Point is, Carl Jung was a little crazy himself. A lot crazy at one point. He said so himself. In his late 30’s he started hearing voices and seeing things. He said he was being menaced by a psychosis. However, instead of freaking the hell out, he thought, “Awesome! Perfect chance to do some real research. Case study… Moi!” And so he studied himself. He would purposely trigger hallucinations in order to test his theories. He documented it all in The Red Book. A diary, if you will. For the next 16 years he tracked his personal journey through his unconscious mind. That is, he drew and wrote all the messed up shit going on in his head.

It is a very intimate book. It’s a man at his most vulnerable. It’s honest and raw and a hell load freaky. There’s mixed up religion imagery and depictions of his nightmares and lots of incredible art. I reckon they are a couple of masterpieces in the mix, but judge it for yourself.


Photograph: Foundation for the Works of C. G. Jung


Photograph: Foundation for the Works of C. G. Jung


From: The Red Book W.W. Norton 2009


From: The Red Book W.W. Norton 2009


From: The Red Book W.W. Norton 2009

When Jung died his family had no idea what to do with it and so they locked it in a vault.  It wasn’t until half a century later (and a great deal of coaxing and begging from scholars) that the book was published (2009).
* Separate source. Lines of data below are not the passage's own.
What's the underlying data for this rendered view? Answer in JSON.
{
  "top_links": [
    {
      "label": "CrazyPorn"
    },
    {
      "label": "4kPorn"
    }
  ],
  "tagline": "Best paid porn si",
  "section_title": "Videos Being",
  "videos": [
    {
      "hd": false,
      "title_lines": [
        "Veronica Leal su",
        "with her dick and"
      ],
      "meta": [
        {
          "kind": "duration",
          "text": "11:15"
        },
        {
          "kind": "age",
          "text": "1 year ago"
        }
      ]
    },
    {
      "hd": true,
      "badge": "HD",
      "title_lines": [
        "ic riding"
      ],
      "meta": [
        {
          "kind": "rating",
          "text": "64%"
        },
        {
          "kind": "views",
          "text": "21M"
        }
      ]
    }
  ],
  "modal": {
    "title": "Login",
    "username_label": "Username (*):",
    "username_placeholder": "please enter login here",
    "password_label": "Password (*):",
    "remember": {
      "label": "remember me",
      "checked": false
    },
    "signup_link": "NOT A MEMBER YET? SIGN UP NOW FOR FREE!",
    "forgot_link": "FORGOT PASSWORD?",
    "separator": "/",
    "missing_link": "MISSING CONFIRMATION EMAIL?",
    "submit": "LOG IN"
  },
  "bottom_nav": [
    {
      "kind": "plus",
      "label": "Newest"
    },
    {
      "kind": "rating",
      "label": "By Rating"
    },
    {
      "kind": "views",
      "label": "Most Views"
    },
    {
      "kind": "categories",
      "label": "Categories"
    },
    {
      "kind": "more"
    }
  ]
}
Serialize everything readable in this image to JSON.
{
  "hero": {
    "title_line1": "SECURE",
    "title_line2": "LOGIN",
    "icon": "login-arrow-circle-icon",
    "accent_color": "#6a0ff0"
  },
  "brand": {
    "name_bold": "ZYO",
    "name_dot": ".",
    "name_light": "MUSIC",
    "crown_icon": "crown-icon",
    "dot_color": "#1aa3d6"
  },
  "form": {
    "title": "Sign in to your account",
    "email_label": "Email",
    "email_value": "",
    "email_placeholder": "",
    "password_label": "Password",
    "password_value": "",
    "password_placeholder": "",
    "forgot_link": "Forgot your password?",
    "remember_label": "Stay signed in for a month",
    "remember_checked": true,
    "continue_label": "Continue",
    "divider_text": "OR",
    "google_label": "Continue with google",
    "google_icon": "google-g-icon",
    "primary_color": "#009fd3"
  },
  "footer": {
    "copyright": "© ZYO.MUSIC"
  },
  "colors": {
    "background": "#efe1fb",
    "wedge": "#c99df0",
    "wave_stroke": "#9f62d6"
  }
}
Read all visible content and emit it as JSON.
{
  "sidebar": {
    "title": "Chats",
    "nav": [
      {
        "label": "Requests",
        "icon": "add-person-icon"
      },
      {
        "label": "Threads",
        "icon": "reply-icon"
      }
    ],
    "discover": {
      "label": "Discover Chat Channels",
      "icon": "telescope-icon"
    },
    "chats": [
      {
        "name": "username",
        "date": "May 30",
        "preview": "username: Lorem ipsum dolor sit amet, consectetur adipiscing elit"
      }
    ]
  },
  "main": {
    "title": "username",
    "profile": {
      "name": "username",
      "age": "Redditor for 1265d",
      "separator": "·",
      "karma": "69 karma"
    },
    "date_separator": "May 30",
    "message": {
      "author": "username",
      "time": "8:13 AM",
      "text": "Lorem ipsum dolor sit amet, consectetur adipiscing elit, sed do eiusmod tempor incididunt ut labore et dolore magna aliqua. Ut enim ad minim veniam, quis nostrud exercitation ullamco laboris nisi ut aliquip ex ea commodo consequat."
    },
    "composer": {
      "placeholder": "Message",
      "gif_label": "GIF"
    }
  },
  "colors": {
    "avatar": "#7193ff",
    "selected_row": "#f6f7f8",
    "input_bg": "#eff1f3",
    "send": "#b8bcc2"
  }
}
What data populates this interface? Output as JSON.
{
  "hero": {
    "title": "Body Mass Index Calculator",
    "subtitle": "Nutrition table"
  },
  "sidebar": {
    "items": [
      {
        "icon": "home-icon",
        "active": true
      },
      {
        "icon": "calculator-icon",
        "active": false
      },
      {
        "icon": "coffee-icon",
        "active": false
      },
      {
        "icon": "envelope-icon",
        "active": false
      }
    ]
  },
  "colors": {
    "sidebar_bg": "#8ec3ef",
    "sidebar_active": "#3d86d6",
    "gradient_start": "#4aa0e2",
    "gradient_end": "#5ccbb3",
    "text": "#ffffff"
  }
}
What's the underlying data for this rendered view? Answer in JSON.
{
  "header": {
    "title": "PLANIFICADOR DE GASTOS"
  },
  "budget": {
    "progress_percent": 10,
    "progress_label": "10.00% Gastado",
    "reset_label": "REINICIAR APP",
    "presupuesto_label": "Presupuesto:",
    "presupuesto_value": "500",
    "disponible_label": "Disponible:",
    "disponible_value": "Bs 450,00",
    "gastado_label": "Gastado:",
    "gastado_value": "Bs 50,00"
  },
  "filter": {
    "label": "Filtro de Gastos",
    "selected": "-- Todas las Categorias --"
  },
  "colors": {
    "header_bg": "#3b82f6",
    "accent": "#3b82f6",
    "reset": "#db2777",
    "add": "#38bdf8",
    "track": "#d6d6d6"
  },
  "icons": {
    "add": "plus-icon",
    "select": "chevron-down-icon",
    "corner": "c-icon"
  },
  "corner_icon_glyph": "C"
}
Here’s what Carl Jung said about his Red Book:

The years… when I pursued the inner images, were the most important time of my life. Everything else is to be derived from this… My entire life consisted in elaborating what had burst forth from the unconscious and flooded me like an enigmatic stream and threatened to break me. That was the stuff and material for more than only one life. Everything later was merely the outer classification, scientific elaboration, and the integration into life.

I wonder how Carl Jung would feel if he knew that his Red Book was now in the public domain. Just sitting in your local bookshop or a couple of clicks away online. Maybe he would feel exposed. Maybe he’d be delighted that there’s such great interest in his studies. Who knows. All I know is that The Red Book is both an intrigue and a great comfort. I’m not the first person to pour my heart and mind onto paper and then look back at it and think, “Oh my, well that’s a tad mad.” And I’m definitely not the last.

Now, let’s not go overboard here. It’s not like I’m delving into the inner reaches of my unconscious self and dragging out a new school of analytical psychology or anything near as significant as that. But, you know, I just feel a little less crazy now.